Perché tutto questo odio e questa mancanza di professionalità nei confronti di un tema tanto caro soprattutto ai giovani? Non si sa e non si capisce. Soprattutto perché sono stati svolti tanti studi riguardo alla correlazione tra videogiochi e violenza e tutti hanno dato esito negativo affermando che in alcuni casi addirittura la criminalità è calata con la diffusione di massa dei videogiochi:
Uno studio condotto nel 2013 da Christopher J. Ferguson (tutte le sue ricerche) ha dimostrato che nella maggior parte di casi di aggressività incontrollata e culminata con atti violenti, dove è stato confermato e dimostrato l’utilizzo di videogiochi da parte dell’aggressore, si riscontrano anche diversi disturbi psicopatologici e situazioni famigliari problematiche a priori dell’utilizzo degli stessi. A questo punto si dichiara che l’utilizzo di videogame potrebbe incentivare, e quindi non determinare, comportamenti violenti, ma devono anche seguire altre caratteristiche:
- Un individuo di sesso maschile;
- Una forma psicopatologica conclamata, tra cui disturbi della condotta e disturbi da deficit d’attenzione;
- Aver assistito o subito esperienze traumatiche, tra cui abusi fisici e sessuali;
- Basso livello di autostima;
- Casi di depressione;
- Influenza negativa dei coetanei;
- Situazioni famigliari a rischio, come casi di separazione, divorzio ma anche violenza domestica;
Vi sono anche studi più recenti che confermano esattamente le stesse cose e anzi affermano che i videogiochi in molti casi sono più utili di quanto si possa immaginare poiché aiutano a combattere la depressione (studio condotto da Brian Sutton-Smith), la dislessia e la memoria (Simone Kühn, scienziato superiore del Center for Lifespan Psychology del Max Planck Institute for Human Development) e come questi esempi potrei portarvene a decine.
I videogiochi, però, non sono totalmente innocui poiché in alcuni soggetti possono provocare dipendenza la quale può diventare una vera e propria malattia certificata. Inutile nasconderci dietro un dito, alcuni studi affermano che una minima correlazione tra violenza e videogame esiste. Il più importante è di Craig Anderson, del Centro per lo studio della violenza alla Iowa State University di Ames (ricerca visualizzabile qui) la quale afferma che i videogiochi riducono l’empatia e aumentano il rischio di atti violenti anche in soggetti mentalmente stabili. Ovviamente ciò avviene quando si fa un uso prolungato di videogiochi i quali portano oggettivamente ad una estraneazione dalla realtà e dal mondo esterno che, se interrotta, potrebbe incidere nella psicologia dell’individuo anche in modo negativo.
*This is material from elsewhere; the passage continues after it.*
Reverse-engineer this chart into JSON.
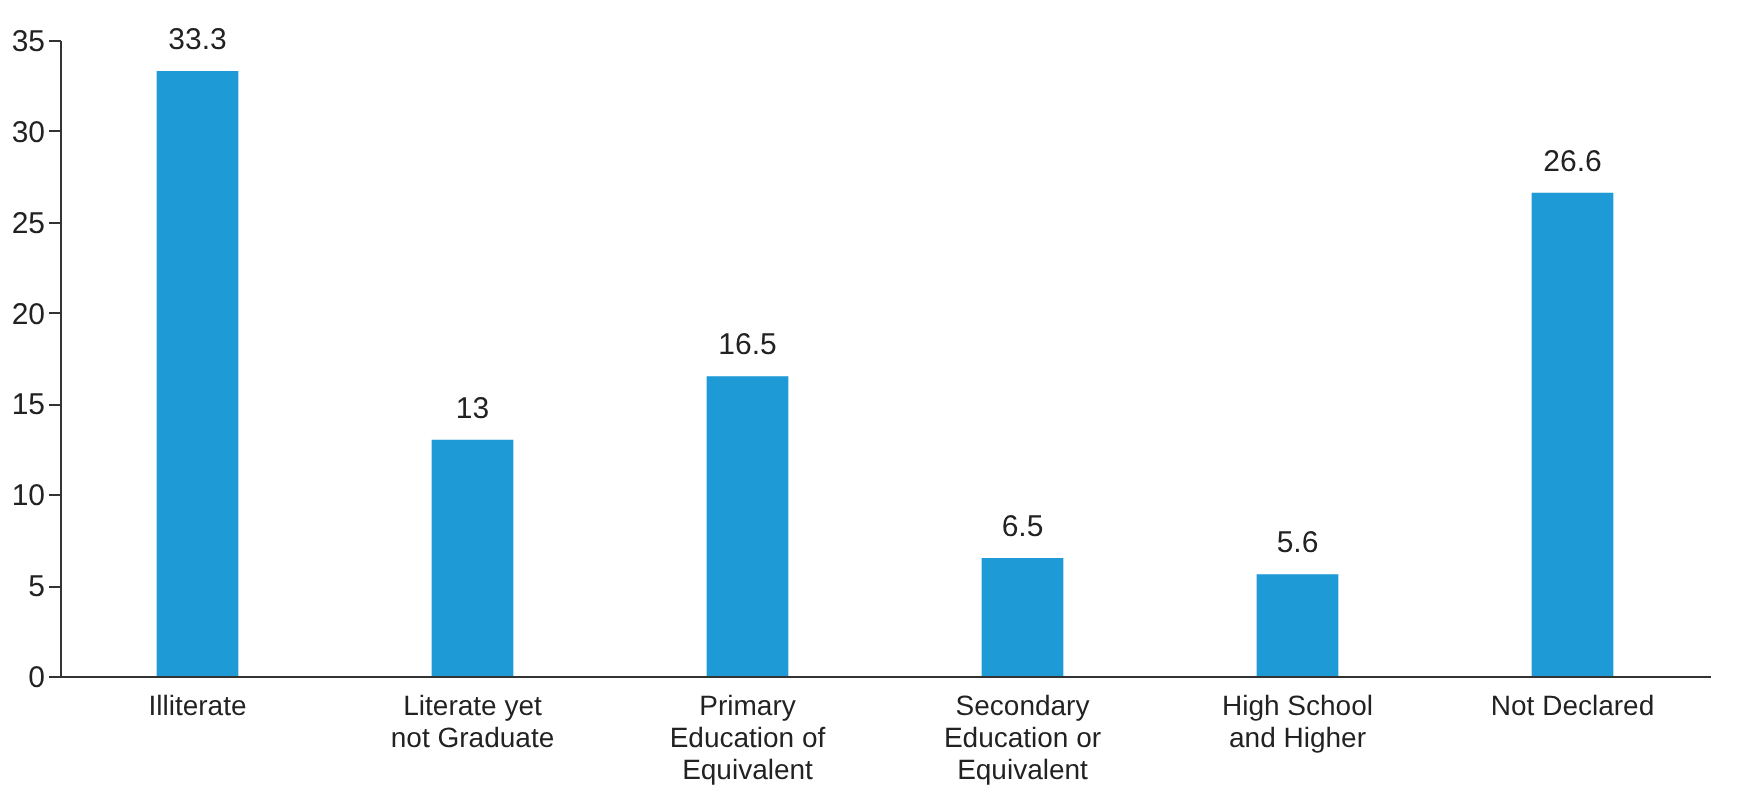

Facciamoci caso con un esempio molto semplice: proviamo a giocare per più di due ore ad un videogame e attendete l’amico di turno o il genitore che vi disturba, la reazione nostra quale sarà? Come minimo ci arrabbiamo e ci innervosiamo. Trasponetelo in casi più estremi e in soggetti particolari ed ecco come potrebbero reagire violentemente.
Questa non deve essere una giustificazione per demonizzare i videogame, ma un modo per sensibilizzare. Lo si deve fare, però, con cognizione di causa e dati alla mano, altrimenti si rischia di fare figure barbine da incompetenti che potrebbero avere ripercussioni legali di una certa rilevanza. Mettere a paragone un attentato terroristico con l’uso dei videogiochi è oltremodo da incoscienti.